Can you think of any victory conditions that I missed? Please leave a comment and share them here.

Do you have a board game idea? Maybe a game with one of the victory conditions I mentioned above? Wanna know how to turn your idea into a prototype quickly? Check out my 10 Minute Board Game Design Blueprint for free.

Thanks so much for letting me write this guest post for you, Oliver!

Audio Version

Intro Music: Bomber (Sting) by Riot (


  1. Amabel Holland’s newest game Eyelet has the stalemate victory condition (if you can’t complete your turn you lose). It’s also common in abstract games. I’m sure there’s a lot of abstract games with this victory condition.

    I playtested a game yesterday in which each player has a unique objective and one of the players wins if no one else does by the end of the game. I think there are published games that have this condition but I can’t think of any off-hand.

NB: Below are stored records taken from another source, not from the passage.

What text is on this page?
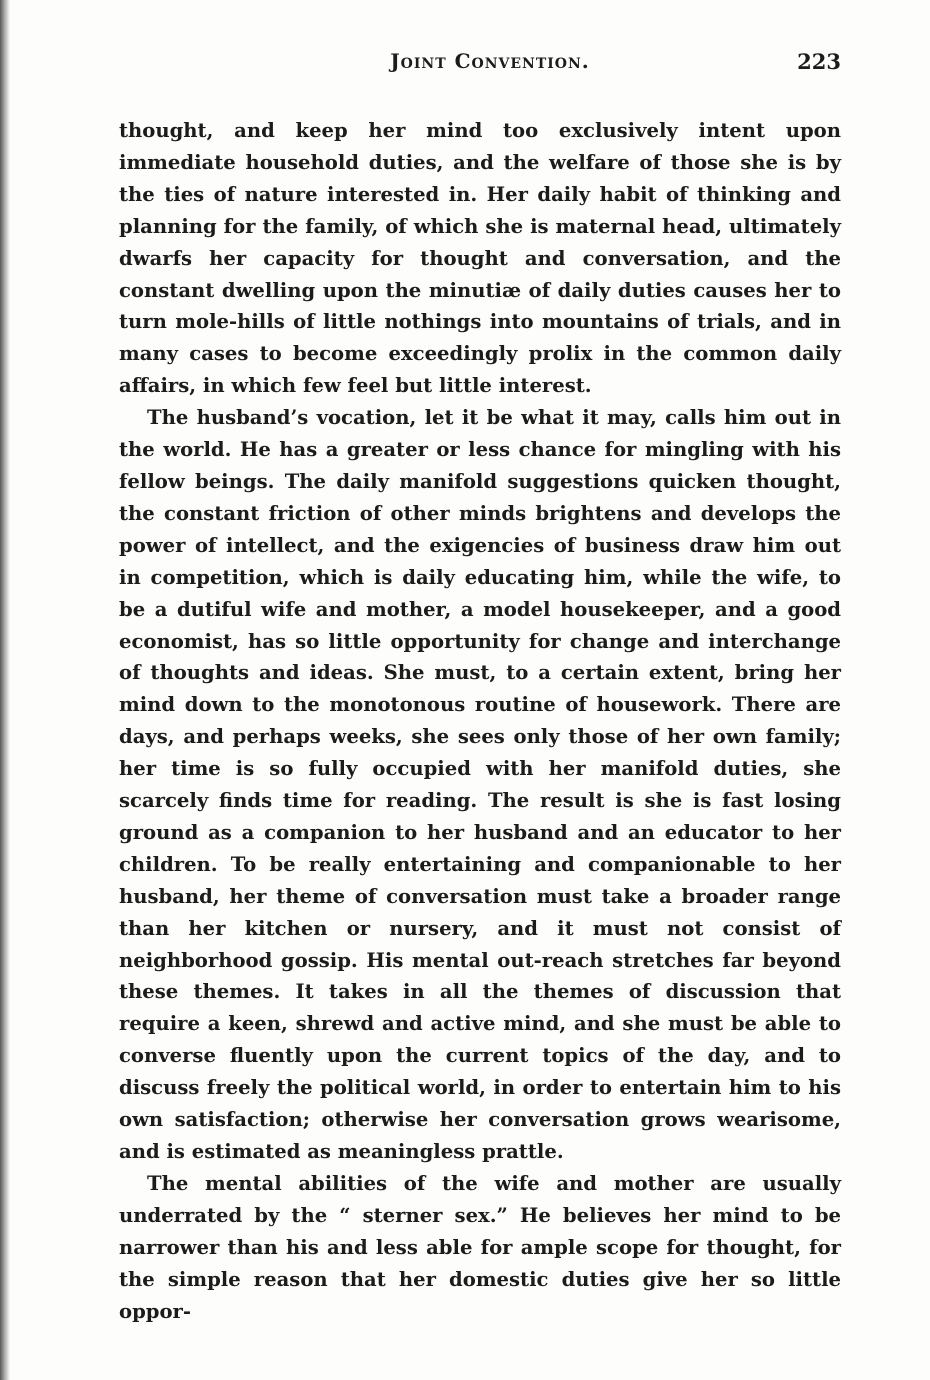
Joint Convention.	223

thought, and keep her mind too exclusively intent upon immediate household duties, and the welfare of those she is by the ties of nature interested in. Her daily habit of thinking and planning for the family, of which she is maternal head, ultimately dwarfs her capacity for thought and conversation, and the constant dwelling upon the minutiæ of daily duties causes her to turn mole-hills of little nothings into mountains of trials, and in many cases to become exceedingly prolix in the common daily affairs, in which few feel but little interest.

The husband’s vocation, let it be what it may, calls him out in the world. He has a greater or less chance for mingling with his fellow beings. The daily manifold suggestions quicken thought, the constant friction of other minds brightens and develops the power of intellect, and the exigencies of business draw him out in competition, which is daily educating him, while the wife, to be a dutiful wife and mother, a model housekeeper, and a good economist, has so little opportunity for change and interchange of thoughts and ideas. She must, to a certain extent, bring her mind down to the monotonous routine of housework. There are days, and perhaps weeks, she sees only those of her own family; her time is so fully occupied with her manifold duties, she scarcely finds time for reading. The result is she is fast losing ground as a companion to her husband and an educator to her children. To be really entertaining and companionable to her husband, her theme of conversation must take a broader range than her kitchen or nursery, and it must not consist of neighborhood gossip. His mental out-reach stretches far beyond these themes. It takes in all the themes of discussion that require a keen, shrewd and active mind, and she must be able to converse fluently upon the current topics of the day, and to discuss freely the political world, in order to entertain him to his own satisfaction; otherwise her conversation grows wearisome, and is estimated as meaningless prattle.

The mental abilities of the wife and mother are usually underrated by the “ sterner sex.” He believes her mind to be narrower than his and less able for ample scope for thought, for the simple reason that her domestic duties give her so little oppor-
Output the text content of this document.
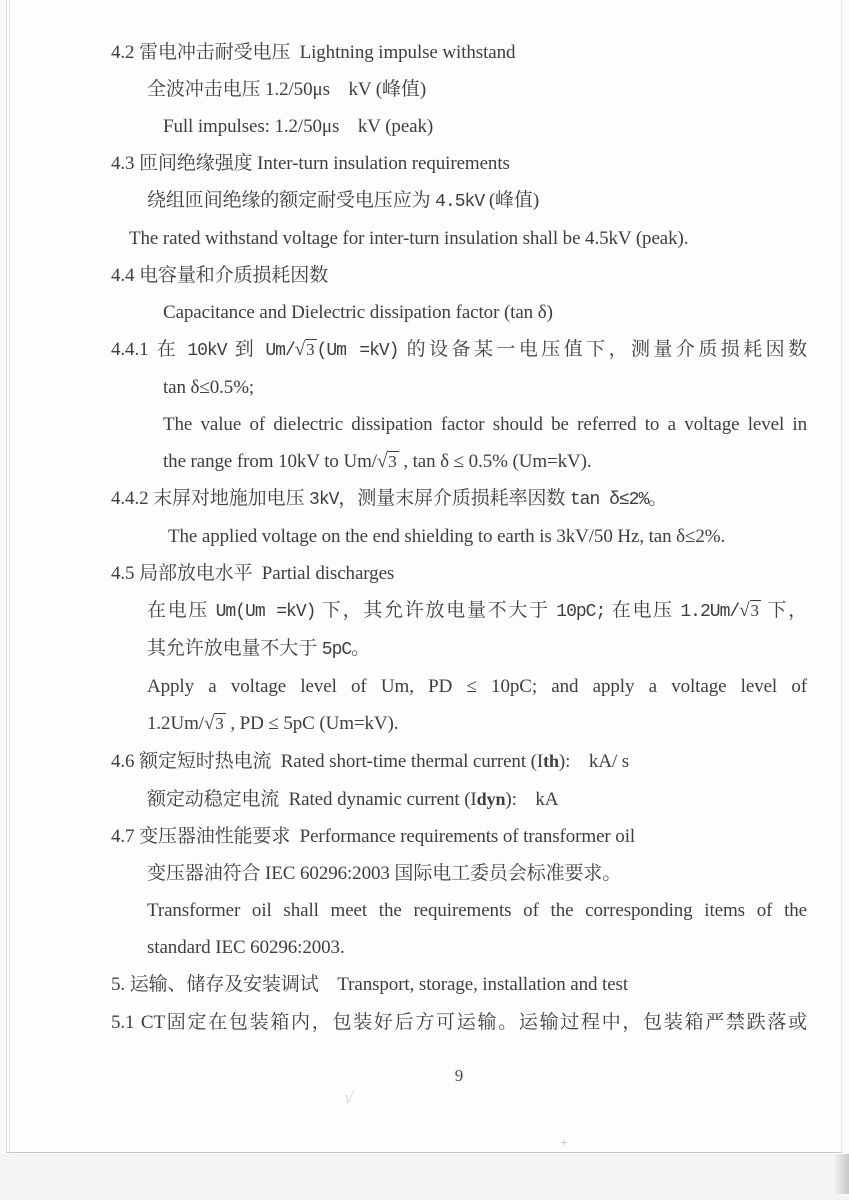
4.2 雷电冲击耐受电压  Lightning impulse withstand
全波冲击电压 1.2/50μs    kV (峰值)
Full impulses: 1.2/50μs    kV (peak)
4.3 匝间绝缘强度 Inter-turn insulation requirements
绕组匝间绝缘的额定耐受电压应为 4.5kV (峰值)
The rated withstand voltage for inter-turn insulation shall be 4.5kV (peak).
4.4 电容量和介质损耗因数
Capacitance and Dielectric dissipation factor (tan δ)
4.4.1 在 10kV 到 Um/√3 (Um =kV) 的设备某一电压值下，测量介质损耗因数
tan δ≤0.5%;
The value of dielectric dissipation factor should be referred to a voltage level in
the range from 10kV to Um/√3 , tan δ ≤ 0.5% (Um=kV).
4.4.2 末屏对地施加电压 3kV，测量末屏介质损耗率因数 tan δ≤2%。
The applied voltage on the end shielding to earth is 3kV/50 Hz, tan δ≤2%.
4.5 局部放电水平  Partial discharges
在电压 Um(Um =kV) 下，其允许放电量不大于 10pC; 在电压 1.2Um/√3 下，
其允许放电量不大于 5pC。
Apply a voltage level of Um, PD ≤ 10pC; and apply a voltage level of
1.2Um/√3 , PD ≤ 5pC (Um=kV).
4.6 额定短时热电流  Rated short-time thermal current (Ith):    kA/ s
额定动稳定电流  Rated dynamic current (Idyn):    kA
4.7 变压器油性能要求  Performance requirements of transformer oil
变压器油符合 IEC 60296:2003 国际电工委员会标准要求。
Transformer oil shall meet the requirements of the corresponding items of the
standard IEC 60296:2003.
5. 运输、储存及安装调试    Transport, storage, installation and test
5.1 CT固定在包装箱内，包装好后方可运输。运输过程中，包装箱严禁跌落或
9
√
+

    In Codenames you can win if your opponents make a really bad move. I’m sure you’re familiar with the game, how would you classify that one?

    1. Thank you for your comments, Nathan. Yes, I guess a lot of abstract games have a stalemate type of victory condition. I’ve not heard of Eyelet yet, so I’ll have to look that one up. Thank you. Codenames does indeed have a victory condition – or rather, if the other team loses, then your team wins. Not sure what you would call that though.

  2. This is an interesting overview of different conditions for winning board games. I haven’t ever really given winning at tabletop games much thought, outside of when sitting down to actually play a round/session or two. So this is all relatively new to me. Thank you for putting the time and energy into this post. I appreciate your perspective here.